At exactly this moment, Jasper turns around and catches sight of the three of us talking, Jake with his arm wrapped around me.
‘Ah,’ he says, ‘the artistes.’ He pronounces it with an exaggerated accent. ‘Congratulations. Your work is wonderful.’
We shake hands, and although I avoid Robin’s eyes, I can feel his fierce scrutiny. I know what he is thinking: please don’t mess this up . He may be at the top of the food chain, but he still has bills to pay; he can’t allow an overemotional girl to get in the way of his business sense.
‘I’m particularly interested in Apparition ,’ Jasper says. ‘The style is reminiscent of classical religious art. Is that what you intended? You spent the summer in Florence, I believe?’
And so I tell him about my visits to the Accademia, my obsession with the work of Stefano Pieri and in particular his pietà.
‘There was something so sad in that picture, sad but not in the slightest bit sentimental, almost as if it had been caught off camera. That’s what I wanted to capture with this show.’
‘And why the title, Apparition ?’
‘I suggested that,’ Robin says. ‘I’m not sure exactly why. I just got this peculiar sense of déjà vu when I first saw the painting.’
‘It’s a very private piece,’ I say, and Jake squeezes my hand.
‘Exactly,’ says Jasper. ‘That’s what I like about it. It’s full of emotion and love and pathos. I’ve made up my mind. I’m going to buy it. And a couple of the others too.’
‘Wonderful news.’ Robin has a firm smile for me as the two of them walk away to secure the deal.
Jake says, ‘Please don’t let it ruin your night. We can do as many pietàs as you want. I am your forever life model.’

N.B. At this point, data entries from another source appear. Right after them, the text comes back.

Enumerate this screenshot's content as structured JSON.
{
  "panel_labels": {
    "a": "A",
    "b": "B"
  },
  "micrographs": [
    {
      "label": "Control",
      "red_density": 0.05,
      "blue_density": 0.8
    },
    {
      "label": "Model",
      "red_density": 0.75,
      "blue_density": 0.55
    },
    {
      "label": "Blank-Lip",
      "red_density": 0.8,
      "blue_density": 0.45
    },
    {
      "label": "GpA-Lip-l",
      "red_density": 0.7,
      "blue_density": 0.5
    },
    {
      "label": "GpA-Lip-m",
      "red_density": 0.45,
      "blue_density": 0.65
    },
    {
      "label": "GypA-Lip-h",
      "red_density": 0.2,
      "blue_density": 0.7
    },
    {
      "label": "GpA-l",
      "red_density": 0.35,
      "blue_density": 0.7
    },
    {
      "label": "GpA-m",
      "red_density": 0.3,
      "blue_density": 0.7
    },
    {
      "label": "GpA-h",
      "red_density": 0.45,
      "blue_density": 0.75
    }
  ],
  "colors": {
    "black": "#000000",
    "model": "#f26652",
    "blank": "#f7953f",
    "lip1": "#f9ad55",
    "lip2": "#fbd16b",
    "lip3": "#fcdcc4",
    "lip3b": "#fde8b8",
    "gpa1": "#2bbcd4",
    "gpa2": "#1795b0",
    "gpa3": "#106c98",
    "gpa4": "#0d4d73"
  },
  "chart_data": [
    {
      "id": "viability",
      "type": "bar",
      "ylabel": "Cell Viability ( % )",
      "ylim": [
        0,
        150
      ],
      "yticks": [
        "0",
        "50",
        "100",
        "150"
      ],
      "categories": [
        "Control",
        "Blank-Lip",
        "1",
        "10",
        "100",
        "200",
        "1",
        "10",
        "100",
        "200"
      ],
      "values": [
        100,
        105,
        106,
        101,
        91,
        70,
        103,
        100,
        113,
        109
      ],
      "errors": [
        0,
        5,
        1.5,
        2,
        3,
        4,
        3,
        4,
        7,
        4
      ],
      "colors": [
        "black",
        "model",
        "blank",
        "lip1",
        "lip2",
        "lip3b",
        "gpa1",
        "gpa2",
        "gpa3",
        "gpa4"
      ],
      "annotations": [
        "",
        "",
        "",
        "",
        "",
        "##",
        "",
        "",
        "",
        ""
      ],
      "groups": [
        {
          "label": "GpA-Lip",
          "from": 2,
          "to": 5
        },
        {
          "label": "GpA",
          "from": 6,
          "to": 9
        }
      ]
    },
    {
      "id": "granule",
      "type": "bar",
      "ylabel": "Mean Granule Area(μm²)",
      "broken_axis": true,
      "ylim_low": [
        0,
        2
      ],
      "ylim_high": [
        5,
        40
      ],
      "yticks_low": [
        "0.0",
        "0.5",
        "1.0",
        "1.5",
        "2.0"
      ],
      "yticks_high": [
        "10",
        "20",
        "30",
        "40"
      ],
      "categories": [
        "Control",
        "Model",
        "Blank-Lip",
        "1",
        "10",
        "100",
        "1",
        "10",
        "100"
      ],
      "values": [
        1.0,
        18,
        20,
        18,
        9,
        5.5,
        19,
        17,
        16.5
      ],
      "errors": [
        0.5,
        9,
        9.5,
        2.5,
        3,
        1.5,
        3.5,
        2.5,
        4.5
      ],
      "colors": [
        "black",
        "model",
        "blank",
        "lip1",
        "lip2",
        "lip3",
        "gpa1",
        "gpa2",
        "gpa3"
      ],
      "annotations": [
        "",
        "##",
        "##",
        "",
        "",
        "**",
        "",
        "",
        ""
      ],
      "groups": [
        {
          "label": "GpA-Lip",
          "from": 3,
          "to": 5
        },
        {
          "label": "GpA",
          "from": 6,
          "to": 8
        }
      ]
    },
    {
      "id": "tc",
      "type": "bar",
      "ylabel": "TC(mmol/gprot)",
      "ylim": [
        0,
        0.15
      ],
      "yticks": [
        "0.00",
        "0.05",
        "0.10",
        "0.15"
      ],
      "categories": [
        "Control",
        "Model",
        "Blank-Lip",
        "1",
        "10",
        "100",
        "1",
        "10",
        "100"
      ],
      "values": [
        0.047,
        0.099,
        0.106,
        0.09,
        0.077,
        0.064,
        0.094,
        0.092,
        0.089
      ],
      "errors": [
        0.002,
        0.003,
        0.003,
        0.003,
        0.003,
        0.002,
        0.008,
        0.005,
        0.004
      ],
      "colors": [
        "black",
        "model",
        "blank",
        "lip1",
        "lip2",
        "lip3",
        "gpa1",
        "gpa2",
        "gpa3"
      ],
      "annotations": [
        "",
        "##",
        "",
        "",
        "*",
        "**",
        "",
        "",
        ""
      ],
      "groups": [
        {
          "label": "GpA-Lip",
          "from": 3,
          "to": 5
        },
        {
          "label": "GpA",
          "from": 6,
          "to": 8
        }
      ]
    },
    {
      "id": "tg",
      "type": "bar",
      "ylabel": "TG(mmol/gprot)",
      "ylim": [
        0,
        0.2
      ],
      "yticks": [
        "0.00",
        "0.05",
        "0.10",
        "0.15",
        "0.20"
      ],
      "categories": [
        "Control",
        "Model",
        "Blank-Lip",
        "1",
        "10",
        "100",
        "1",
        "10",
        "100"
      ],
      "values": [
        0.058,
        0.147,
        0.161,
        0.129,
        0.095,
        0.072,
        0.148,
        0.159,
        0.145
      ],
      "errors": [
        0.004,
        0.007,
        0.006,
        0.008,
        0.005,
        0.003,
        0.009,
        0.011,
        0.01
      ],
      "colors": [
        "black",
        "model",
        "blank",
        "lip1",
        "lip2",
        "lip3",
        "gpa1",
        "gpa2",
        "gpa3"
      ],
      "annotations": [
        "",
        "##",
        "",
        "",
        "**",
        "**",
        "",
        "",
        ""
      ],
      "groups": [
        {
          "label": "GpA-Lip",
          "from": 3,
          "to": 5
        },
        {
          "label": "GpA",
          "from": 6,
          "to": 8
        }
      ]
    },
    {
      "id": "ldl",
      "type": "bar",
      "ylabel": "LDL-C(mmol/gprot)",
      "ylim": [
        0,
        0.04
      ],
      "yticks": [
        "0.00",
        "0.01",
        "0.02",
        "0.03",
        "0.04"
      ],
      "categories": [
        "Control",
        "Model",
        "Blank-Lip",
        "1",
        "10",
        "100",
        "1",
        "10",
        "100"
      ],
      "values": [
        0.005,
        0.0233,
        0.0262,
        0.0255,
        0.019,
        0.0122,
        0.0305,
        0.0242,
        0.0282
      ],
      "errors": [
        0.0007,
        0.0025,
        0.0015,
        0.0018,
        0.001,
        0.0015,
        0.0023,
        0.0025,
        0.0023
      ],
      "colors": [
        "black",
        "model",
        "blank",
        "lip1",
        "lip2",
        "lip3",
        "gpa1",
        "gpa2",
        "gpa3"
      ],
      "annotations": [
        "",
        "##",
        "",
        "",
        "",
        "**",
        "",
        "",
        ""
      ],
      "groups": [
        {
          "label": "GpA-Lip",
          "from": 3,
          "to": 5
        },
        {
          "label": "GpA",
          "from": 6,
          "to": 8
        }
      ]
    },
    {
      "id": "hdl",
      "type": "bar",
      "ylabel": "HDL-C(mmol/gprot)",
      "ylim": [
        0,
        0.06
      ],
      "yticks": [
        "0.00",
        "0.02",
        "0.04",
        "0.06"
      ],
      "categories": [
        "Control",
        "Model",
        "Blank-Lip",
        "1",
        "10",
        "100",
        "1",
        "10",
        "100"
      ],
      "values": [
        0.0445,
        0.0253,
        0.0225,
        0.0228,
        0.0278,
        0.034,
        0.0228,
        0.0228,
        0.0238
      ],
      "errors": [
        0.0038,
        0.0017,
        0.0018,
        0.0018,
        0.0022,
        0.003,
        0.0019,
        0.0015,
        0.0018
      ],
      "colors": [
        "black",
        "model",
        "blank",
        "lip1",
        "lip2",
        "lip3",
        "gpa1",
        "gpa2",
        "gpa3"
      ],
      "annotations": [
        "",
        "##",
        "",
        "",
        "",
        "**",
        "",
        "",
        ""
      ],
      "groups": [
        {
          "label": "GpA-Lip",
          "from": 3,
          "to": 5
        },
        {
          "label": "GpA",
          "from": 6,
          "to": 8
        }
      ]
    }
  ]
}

The gallery is filling up now with the young and beautiful, Robin’s hand-picked crowd of artists, musicians, actors and models, art buyers and journalists, photographers with cameras slung around their necks. Jake is more used to this, and when a photographer from the Daily Express approaches us as we stand beside the pietà with its little red sticker, he puts his hand around my waist.
‘Could you just turn towards Jacob a little, Alice?’ the photographer asks, framing the shot.
Instinctively, I rest one hand on my stomach, emphasising the pregnancy in that unconscious way of new mothers.
‘A little closer together, please.’
Other photographers have begun to gather around now, and they join in, calling out requests.
It’s easiest for me to look at Jake instead of the photographers, and so I stare up at him and he drops a kiss on my forehead, both arms curved around me, and this is the shot that will make most of the papers tomorrow, the one my parents will see.